First, the request must state that it is a statutory application under Section 80F of the Employment Rights Act 1996. This puts the employer on clear notice that it is subject to statutory obligations to deal with the request reasonably and within the prescribed two-month period.
Second, the request must describe the change to working conditions being requested. This should be as specific as possible: vague requests for 'more flexibility' are less effective than precise requests specifying the new contracted hours, proposed working days, proposed start and finish times, and proposed location. The more specific the request, the easier it is for the employer to assess its operational feasibility.
Third, the request must state when the employee would like the proposed change to take effect. A specific proposed start date helps the employer plan ahead and assess any operational impact of the change.
Fourth, the request must explain what effect, if any, the employee thinks the proposed change will have on the employer, and how that effect can be dealt with. This is a statutory requirement under Section 80F(2)(e) of the Employment Rights Act 1996. Employees who address this requirement thoughtfully — acknowledging potential impacts and proposing solutions — are more likely to persuade an employer to agree to the request.

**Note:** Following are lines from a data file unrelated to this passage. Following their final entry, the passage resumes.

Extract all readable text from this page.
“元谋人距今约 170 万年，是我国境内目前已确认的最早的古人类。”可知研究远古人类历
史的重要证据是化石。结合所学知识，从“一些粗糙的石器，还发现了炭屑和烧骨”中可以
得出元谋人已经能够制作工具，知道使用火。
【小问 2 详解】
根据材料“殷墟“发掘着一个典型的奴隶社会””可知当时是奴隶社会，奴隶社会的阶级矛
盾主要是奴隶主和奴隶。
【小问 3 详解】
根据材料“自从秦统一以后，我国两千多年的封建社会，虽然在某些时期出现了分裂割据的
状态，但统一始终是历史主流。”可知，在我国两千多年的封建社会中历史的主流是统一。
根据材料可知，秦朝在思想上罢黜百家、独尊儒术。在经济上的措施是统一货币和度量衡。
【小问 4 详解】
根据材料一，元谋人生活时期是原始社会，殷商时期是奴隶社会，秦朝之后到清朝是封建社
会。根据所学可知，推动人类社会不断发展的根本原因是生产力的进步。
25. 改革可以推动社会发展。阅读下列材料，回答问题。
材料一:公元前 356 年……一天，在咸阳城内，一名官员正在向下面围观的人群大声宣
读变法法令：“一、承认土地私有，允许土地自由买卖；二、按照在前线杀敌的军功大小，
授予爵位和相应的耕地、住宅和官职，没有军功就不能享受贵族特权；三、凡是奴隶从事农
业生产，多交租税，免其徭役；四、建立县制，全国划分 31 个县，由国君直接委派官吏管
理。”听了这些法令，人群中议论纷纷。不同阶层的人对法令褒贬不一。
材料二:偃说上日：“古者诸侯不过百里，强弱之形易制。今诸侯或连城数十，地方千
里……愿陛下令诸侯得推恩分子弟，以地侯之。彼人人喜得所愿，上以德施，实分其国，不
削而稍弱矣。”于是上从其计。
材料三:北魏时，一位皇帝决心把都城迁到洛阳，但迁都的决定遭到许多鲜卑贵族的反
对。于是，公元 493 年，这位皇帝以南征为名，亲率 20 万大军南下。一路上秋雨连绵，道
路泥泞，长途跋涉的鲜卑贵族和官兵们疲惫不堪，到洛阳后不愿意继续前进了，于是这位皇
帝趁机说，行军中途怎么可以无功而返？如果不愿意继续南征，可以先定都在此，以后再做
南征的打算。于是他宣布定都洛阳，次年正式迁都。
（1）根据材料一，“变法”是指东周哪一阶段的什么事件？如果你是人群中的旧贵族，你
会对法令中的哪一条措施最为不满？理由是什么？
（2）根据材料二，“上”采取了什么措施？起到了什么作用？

Failing to address this requirement may give the employer grounds to argue that the request did not meet the statutory requirements.
Fifth, the letter should note whether the employee has made a previous statutory flexible working request in the past twelve months, given that employees are limited to two requests per twelve-month period since April 2024. Finally, the letter should be signed and dated, creating a clear record of when the request was submitted, from which the two-month consideration period runs.